Directed by: Mia Hansen-Løve
Starring: Isabelle Huppert, André Marcon, Roman Kolinka
“A great French writer wanted to rest here, to hear only the sea and wind”. While the rhythmic samples of French-electro duo Daft Punk helped form the beating heart of Mia Hansen-Løve’s previous picture Eden – an epic exploration of the 90s Parisian club culture – her latest film, the beautifully bijou cinematic trinket Things To Come, instead finds its acoustic sweet spot in the simple diegetic sounds of the world around us. Here music is used with a deliberate sparseness, sourced only when the understated pathos of Hansen-Løve’s script truly necessitates a cathartic crescendo.
When we first meet Nathalie (Isabelle Huppert), the stormy winds of change approaching her life can already be heard, reverberating through the choppy waters of the French coastline. However, Nathalie herself will not feel the full force of this gale for several years to come. For now, the sun shines bright in her life as she surveys the serene beauty of Brittany’s shores, accompanied by her husband Heinz (André Marcon), and their two children Chloé (Sarah Le Picard) and Johann (Solal Forte).Flash forward to the present day, and indelible clouds of crisis have slowly begun to form; though curiously, and perhaps crucially, the skies remain clear. Nathalie has become accustomed to the routine of her life: she teaches philosophy at a local Parisian grammar school – a job that she adores – whilst dividing her spare time between her family, and a number of close friends – the most notable being Fabien, a freethinking former student (Roman Kolinka). Living in her late fifties and comfortable with her existence, the future is no longer something that Nathalie feels compelled to regularly consider… Until, that is, the day she returns home to the news that Heinz has met another woman, and now plans to divorce her.
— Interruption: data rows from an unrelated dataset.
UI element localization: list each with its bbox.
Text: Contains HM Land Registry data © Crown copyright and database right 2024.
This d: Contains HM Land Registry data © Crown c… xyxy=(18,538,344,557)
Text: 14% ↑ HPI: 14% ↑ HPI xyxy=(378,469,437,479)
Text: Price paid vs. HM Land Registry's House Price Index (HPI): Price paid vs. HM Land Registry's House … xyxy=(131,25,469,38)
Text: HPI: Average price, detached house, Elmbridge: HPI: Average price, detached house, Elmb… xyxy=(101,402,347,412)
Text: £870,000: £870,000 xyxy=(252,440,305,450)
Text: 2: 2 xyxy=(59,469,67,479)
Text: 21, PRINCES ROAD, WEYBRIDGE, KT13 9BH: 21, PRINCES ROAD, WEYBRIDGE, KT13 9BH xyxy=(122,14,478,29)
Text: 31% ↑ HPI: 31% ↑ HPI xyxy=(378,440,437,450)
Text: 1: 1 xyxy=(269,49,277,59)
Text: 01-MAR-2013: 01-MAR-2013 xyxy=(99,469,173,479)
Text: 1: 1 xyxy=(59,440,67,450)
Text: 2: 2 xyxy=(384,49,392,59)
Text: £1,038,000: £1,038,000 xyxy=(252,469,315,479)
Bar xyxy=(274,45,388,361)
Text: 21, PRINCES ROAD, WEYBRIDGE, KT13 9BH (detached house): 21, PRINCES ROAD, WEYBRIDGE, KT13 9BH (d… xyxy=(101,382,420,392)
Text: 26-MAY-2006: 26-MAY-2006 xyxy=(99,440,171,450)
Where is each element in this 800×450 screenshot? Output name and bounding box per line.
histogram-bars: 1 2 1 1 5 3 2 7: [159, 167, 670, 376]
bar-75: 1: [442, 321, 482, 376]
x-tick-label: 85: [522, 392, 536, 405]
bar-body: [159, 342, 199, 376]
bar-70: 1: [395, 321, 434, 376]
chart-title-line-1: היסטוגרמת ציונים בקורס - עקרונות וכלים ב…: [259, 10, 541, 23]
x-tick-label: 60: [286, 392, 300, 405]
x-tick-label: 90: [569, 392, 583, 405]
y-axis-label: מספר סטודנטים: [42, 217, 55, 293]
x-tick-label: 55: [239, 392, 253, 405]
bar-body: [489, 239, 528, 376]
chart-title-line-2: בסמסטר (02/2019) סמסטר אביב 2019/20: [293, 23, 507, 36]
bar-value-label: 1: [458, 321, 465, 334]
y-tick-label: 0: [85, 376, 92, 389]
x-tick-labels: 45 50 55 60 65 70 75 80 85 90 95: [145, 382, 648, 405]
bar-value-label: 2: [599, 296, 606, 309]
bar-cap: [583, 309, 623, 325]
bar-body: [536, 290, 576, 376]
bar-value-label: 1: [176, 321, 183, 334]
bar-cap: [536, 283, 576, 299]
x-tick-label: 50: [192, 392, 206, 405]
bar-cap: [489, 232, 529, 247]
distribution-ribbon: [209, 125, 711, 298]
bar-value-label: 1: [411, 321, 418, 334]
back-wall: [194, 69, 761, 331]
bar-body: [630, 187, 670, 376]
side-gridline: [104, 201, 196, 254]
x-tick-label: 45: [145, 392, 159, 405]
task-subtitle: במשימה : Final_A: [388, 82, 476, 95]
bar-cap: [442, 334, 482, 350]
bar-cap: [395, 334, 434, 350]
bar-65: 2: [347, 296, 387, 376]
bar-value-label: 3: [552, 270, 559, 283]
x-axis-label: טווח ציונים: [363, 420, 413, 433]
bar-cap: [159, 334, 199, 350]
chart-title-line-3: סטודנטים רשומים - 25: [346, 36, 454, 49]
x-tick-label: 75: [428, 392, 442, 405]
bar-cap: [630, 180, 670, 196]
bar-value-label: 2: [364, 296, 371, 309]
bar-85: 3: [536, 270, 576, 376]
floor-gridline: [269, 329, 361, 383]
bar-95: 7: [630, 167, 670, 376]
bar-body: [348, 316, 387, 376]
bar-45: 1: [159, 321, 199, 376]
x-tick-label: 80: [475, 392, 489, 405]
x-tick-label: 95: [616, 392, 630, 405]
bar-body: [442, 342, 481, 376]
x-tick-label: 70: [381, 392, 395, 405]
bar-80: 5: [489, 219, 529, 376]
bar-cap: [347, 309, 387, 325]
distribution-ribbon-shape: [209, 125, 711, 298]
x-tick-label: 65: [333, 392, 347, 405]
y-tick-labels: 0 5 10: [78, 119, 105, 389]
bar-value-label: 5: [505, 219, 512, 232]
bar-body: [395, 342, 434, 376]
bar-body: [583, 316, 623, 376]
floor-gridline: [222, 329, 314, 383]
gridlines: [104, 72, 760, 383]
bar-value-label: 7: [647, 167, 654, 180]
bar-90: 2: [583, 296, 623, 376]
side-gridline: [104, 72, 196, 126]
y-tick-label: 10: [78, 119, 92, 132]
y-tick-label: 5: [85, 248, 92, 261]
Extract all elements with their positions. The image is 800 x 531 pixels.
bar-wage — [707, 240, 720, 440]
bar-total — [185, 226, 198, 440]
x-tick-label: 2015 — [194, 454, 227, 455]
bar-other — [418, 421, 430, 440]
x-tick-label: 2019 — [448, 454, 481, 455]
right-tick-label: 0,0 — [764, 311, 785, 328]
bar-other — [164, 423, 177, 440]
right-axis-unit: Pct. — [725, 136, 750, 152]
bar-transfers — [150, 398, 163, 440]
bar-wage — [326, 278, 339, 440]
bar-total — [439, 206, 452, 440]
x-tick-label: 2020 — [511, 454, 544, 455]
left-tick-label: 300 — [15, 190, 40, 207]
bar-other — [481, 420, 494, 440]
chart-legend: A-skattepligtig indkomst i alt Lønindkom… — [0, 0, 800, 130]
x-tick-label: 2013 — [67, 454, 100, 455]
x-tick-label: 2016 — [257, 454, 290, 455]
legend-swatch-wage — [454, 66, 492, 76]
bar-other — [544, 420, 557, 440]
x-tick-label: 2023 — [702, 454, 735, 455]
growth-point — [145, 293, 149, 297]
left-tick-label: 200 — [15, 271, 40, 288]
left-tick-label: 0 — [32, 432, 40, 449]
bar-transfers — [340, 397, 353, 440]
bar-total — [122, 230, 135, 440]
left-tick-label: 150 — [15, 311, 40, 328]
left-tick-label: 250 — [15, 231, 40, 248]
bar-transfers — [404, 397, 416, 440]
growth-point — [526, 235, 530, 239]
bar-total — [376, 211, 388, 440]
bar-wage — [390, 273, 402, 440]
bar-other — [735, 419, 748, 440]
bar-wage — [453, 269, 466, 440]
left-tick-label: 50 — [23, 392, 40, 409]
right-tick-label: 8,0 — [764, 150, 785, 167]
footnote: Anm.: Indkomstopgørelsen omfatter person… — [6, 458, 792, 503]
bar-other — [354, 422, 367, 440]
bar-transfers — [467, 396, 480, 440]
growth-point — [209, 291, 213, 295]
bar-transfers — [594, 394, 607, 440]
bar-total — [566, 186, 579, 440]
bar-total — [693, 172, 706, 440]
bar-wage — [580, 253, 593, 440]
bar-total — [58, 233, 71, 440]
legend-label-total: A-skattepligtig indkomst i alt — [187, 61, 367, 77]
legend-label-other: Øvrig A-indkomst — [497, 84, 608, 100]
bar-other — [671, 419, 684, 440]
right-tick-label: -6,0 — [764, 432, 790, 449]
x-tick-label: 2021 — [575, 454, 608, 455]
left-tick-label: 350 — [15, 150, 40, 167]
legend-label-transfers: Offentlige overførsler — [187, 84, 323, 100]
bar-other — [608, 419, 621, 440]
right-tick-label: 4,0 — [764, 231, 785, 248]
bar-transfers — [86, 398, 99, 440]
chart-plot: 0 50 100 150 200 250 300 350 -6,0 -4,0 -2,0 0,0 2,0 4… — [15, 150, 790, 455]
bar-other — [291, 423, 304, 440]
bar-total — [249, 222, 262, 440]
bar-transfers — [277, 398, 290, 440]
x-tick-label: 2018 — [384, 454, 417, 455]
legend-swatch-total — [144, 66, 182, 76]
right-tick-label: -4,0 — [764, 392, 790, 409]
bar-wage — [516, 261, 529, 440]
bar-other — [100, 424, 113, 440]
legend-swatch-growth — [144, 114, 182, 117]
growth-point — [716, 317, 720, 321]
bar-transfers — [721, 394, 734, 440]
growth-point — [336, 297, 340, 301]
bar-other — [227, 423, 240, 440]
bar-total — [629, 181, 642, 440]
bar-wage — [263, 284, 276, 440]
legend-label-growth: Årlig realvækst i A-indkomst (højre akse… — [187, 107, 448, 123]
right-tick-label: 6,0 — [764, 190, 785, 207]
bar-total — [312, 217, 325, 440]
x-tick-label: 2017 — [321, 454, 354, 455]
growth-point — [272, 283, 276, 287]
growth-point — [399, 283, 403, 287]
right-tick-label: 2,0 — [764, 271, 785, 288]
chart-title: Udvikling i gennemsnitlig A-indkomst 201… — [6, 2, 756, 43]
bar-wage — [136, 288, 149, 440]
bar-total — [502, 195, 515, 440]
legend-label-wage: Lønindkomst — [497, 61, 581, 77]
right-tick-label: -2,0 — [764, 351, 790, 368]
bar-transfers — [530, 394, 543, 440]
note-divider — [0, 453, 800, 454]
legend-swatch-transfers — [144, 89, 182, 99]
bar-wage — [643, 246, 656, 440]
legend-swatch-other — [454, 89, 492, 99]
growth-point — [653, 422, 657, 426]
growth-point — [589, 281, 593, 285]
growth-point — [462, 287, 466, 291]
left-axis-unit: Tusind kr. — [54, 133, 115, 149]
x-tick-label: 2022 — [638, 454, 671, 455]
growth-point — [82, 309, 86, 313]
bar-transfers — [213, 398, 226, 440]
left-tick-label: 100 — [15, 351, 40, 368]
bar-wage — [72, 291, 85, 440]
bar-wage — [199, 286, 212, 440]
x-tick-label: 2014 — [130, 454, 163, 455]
Things To Come may mark a departure from the topic of youth, the foundation for much of Hansen-Løve’s oeuvre in the past, but once more this is a fiction that thrives in its ability to honestly contemplate the passing of time with a tone that shifts seamlessly between the euphoric and melancholic; as has previously been the case, Hansen-Løve’s direction shares the same dynamic eclecticism we see in the work of her husband and former mentor Olivier Assayas. There’s plenty that’s personal within her script – the narrative is loosely inspired by the life of Mia Hansen-Løve’s mother, Laurence – but the film is never sentimentally overcome by the sadness that swells within the story.As Nathalie’s personal traumas continue to mount – Edith Scob has a ball as her cantankerous and coquettish mother Yvette, whose grasp of reality deteriorates by the day – her loneliness and sorrow radiate through the screen. Yet Hansen-Løve isn’t an artist who’s willing to simply submit to such pain with a pessimistic attitude, her approach is more refreshingly optimistic. As Nathalie’s isolation intensifies, she turns to philosophy – the true love of her life – not for guidance, but support; pausing not only to question how she handles the freedom she’s now faced with, but also to indulge more in the joys, and appreciate the beauty of everyday life.
Appearing in almost every shot and commanding the film from the start, it’s Isabelle Huppert who ultimately carries our hearts; her performance realised with a rich intelligence and sharp wit, but contrasted with flickers of fear and apprehension that ensure Nathalie’s is not another female character to be merely defined by a strong appearance. She’s commanding company, someone we can and want to invest our faith in – Olivier Goinard’s subtle sound mix combining with Denis Lenoir’s concentrated cinematography to communicate a touching and tranquil connection between spectator and subject.
As Nathalie confronts her uncertain future, she does so with a hopeful fortitude that emanates within us all; and echoing through the wind is the voice of Hansen-Løve herself, encouraging you to consider your own.